Des légions de diables cornus y dansaient des rondes; puis, lentement, une femme de marbre noir passait en pleurant, et je n'ai su que plus tard que ces diablotins dansaient dans ma cervelle et que la femme lente, triste et noire était ma propre pensée.
Selon mon système, auquel il faut reconnaître cette candeur qui fait le charme des théogonies primitives, la terre formait un large cercle autour de ma maison. Tous les jours, je rencontrais allant et venant par les rues, des gens qui me semblaient occupés à une sorte de jeu très compliqué et très amusant: le jeu de la vie. Je jugeais qu'il y en avait beaucoup, et peut-être plus de cent.
Sans douter le moins du monde que leurs travaux, leurs difformités et leurs souffrances ne fussent une manière de divertissement, je ne pensais pas qu'ils se trouvassent comme moi sous une influence absolument heureuse, à l'abri, comme je l'étais, de toute inquiétude. A vrai dire, je ne les croyais pas aussi réels que moi; je n'étais pas tout à fait persuadé qu'ils fussent des êtres véritables, et quand, de ma fenêtre, je les voyais passer tout petits sur le pont des Saints-Pères, ils me semblaient plutôt des joujoux que des personnes, de sorte que j'étais presque aussi heureux que l'enfant géant du conte qui, assis sur une montagne, joue avec les sapins et les chalets, les vaches et les moutons, les bergers et les bergères.
Enfin, je me représentais la création comme une grande boîte de Nuremberg, dont le couvercle se refermait tous les soirs, quand les petits bonshommes et les petites bonnes femmes avaient été soigneusement rangés.

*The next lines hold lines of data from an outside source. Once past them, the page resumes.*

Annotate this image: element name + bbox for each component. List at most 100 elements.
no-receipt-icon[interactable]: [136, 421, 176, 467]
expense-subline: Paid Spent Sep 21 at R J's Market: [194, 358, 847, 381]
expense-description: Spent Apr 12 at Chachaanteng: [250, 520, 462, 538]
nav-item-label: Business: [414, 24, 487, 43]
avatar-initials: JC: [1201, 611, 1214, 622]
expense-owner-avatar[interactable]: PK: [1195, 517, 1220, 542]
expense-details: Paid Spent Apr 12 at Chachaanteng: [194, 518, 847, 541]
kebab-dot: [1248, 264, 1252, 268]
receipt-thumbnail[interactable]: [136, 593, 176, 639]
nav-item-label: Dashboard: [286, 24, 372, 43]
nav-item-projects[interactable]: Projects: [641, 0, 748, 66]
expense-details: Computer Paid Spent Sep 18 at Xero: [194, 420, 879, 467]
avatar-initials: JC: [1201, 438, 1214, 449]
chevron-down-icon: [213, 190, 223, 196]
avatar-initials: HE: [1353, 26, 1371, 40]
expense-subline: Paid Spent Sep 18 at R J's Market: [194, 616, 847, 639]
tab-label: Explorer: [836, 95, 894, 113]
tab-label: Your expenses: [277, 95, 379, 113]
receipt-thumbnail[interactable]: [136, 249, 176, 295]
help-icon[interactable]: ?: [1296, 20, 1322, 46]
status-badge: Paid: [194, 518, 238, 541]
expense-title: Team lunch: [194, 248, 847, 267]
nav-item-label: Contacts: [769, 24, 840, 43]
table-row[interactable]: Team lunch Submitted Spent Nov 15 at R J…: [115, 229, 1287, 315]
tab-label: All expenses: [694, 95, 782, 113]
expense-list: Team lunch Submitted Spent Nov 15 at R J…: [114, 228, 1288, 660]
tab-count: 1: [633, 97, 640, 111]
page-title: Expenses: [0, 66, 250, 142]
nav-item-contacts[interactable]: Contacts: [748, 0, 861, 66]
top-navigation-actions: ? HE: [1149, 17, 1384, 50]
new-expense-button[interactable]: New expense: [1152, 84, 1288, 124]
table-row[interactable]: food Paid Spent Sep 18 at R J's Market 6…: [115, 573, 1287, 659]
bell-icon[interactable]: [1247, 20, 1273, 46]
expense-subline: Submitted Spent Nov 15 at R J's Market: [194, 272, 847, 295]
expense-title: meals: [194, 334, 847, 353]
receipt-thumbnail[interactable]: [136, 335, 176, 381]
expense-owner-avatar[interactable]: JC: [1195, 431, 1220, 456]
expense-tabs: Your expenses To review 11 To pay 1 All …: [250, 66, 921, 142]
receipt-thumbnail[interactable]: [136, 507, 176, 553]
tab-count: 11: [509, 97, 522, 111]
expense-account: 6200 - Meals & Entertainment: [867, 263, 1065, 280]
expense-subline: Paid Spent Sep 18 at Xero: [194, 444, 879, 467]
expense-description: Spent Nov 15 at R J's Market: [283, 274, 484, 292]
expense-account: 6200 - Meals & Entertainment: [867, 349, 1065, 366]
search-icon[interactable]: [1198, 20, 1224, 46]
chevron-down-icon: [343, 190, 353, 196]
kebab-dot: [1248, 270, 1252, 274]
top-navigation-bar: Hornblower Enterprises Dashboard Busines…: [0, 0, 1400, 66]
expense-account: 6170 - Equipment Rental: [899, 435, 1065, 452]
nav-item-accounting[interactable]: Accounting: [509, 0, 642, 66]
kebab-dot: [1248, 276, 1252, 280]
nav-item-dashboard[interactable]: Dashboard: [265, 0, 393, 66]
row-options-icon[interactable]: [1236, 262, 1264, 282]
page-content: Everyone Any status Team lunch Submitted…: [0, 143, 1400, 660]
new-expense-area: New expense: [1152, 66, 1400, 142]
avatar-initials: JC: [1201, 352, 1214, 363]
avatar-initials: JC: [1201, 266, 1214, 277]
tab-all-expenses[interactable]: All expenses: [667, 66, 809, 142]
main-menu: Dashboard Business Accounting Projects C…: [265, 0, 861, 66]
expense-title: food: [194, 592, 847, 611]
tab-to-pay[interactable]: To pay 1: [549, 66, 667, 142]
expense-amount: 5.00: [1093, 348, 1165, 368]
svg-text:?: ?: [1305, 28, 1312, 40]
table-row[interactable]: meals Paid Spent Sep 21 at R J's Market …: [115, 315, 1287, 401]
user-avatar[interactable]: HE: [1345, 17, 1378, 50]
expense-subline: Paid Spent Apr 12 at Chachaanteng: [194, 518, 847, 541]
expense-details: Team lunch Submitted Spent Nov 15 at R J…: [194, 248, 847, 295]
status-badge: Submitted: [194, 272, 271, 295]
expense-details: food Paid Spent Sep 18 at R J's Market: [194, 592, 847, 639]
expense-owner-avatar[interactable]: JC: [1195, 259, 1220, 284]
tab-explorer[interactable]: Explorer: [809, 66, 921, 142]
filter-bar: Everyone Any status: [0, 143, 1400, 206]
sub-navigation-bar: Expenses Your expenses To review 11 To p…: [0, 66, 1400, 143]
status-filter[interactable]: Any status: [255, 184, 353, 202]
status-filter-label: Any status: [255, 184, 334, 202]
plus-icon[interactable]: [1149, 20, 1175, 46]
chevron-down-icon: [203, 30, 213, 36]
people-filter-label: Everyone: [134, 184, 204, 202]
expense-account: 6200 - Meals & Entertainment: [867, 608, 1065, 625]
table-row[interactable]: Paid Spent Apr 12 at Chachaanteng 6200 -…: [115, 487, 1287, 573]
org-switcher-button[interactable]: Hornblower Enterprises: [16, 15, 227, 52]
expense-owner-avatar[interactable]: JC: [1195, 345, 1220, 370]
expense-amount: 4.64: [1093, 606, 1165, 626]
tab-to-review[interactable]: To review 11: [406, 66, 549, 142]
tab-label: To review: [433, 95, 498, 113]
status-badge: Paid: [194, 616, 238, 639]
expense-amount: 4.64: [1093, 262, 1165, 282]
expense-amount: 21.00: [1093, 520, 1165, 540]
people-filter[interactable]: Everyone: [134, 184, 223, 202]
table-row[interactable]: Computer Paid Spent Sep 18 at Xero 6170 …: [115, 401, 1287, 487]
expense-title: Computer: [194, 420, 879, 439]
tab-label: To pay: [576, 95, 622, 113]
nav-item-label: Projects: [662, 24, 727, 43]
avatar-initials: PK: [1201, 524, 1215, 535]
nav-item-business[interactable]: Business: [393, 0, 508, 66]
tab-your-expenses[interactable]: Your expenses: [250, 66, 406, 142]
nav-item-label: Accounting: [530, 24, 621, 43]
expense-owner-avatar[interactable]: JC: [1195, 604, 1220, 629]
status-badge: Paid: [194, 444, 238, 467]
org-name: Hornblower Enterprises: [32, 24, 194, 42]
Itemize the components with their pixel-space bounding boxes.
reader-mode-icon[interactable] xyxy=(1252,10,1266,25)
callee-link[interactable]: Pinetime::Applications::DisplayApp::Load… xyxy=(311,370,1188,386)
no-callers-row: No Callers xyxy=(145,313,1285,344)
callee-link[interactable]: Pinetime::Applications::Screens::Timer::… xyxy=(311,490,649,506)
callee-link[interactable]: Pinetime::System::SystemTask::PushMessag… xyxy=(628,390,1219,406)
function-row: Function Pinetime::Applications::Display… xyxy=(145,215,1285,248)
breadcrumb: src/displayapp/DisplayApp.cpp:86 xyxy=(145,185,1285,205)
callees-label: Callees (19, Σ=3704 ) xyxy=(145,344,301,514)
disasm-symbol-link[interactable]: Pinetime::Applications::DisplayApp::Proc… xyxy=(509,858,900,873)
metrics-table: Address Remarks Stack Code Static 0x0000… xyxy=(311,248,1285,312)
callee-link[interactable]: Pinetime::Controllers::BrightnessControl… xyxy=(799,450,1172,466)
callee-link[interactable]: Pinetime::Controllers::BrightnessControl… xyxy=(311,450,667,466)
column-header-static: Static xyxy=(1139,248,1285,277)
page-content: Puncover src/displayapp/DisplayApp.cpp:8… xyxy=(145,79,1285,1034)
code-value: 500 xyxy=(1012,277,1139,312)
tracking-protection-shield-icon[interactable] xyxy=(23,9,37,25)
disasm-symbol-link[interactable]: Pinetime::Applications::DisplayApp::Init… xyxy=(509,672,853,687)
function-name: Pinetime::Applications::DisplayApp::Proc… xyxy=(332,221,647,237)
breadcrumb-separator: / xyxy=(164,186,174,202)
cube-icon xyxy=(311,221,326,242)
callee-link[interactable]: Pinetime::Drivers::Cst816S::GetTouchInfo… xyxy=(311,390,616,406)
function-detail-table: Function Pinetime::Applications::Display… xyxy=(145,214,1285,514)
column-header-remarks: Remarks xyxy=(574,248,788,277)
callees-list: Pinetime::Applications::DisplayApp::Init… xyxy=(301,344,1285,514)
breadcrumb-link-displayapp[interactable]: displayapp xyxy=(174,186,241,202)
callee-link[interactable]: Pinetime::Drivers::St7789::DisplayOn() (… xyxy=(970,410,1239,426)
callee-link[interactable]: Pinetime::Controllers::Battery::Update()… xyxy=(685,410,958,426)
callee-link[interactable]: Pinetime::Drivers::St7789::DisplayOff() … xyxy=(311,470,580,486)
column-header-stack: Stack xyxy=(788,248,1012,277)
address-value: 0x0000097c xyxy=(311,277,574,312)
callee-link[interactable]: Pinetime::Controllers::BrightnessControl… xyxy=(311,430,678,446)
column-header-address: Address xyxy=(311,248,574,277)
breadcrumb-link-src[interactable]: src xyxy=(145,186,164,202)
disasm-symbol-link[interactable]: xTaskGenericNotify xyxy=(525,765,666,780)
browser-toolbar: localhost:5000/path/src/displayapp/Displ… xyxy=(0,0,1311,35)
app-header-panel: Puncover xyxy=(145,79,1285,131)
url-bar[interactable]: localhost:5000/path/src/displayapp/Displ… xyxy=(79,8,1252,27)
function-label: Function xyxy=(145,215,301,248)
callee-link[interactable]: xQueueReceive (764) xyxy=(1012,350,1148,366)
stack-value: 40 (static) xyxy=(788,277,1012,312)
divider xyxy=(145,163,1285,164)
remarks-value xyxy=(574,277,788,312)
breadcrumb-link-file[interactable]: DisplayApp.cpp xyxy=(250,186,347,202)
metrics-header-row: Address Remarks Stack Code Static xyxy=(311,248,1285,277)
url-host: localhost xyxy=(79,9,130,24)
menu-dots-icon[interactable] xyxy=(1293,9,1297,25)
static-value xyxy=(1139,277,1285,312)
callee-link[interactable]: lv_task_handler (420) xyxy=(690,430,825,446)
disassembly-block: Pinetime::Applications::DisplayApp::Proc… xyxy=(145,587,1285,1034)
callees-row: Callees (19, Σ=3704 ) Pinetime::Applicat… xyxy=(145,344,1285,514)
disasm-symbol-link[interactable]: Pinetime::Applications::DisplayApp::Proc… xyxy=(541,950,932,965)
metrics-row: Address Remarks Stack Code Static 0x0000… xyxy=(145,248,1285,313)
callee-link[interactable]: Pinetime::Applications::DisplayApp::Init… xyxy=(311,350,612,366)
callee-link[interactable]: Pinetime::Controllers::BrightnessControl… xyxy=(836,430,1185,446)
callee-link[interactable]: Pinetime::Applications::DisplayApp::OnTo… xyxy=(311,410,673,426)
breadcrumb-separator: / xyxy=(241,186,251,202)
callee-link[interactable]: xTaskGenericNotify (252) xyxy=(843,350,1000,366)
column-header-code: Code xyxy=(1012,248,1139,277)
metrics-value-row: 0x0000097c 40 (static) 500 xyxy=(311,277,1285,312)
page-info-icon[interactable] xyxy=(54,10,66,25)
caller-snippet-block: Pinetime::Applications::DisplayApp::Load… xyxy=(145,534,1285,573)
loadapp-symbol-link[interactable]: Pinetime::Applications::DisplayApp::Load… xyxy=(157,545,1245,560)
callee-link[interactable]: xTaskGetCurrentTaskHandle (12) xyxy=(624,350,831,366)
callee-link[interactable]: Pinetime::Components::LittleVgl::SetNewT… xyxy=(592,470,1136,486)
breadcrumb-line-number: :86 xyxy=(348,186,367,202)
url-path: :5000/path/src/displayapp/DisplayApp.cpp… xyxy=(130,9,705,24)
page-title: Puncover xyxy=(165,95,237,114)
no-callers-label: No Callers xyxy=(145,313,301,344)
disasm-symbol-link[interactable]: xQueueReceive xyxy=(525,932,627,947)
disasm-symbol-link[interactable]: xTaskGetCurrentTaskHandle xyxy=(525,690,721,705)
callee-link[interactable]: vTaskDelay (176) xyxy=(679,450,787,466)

En ce temps-là, les matins étaient doux et limpides, les feuilles vertes frissonnaient innocemment sous la brise légère. Sur le quai, sur mon beau quai Malaquais où Mme Mathias, après Nanette, Mme Mathias, aux yeux de braise, au coeur de cire, promenait ma petite enfance, des armes précieuses étincelaient aux étages des boutiques, de fines porcelaines de Saxe s'y étageaient, brillantes comme des fleurs. La Seine qui coulait devant moi me charmait par cette grâce naturelle aux eaux, principe des choses et source de la vie. J'admirais ingénument ce miracle charmant du fleuve qui, le jour, porte les bateaux en reflétant le ciel, et la nuit, se couvre de pierreries et de fleurs lumineuses. Et je voulais que cette belle eau fût toujours la même, parce que je l'aimais. Ma mère me disait que les fleuves vont à l'Océan et que l'eau de la Seine coule sans cesse; mais je repoussais cette idée comme excessivement triste. En cela, je manquais peut-être d'esprit scientifique, mais j'embrassais une chère illusion; car, au milieu des maux de la vie, rien n'est plus douloureux que l'écoulement universel des choses.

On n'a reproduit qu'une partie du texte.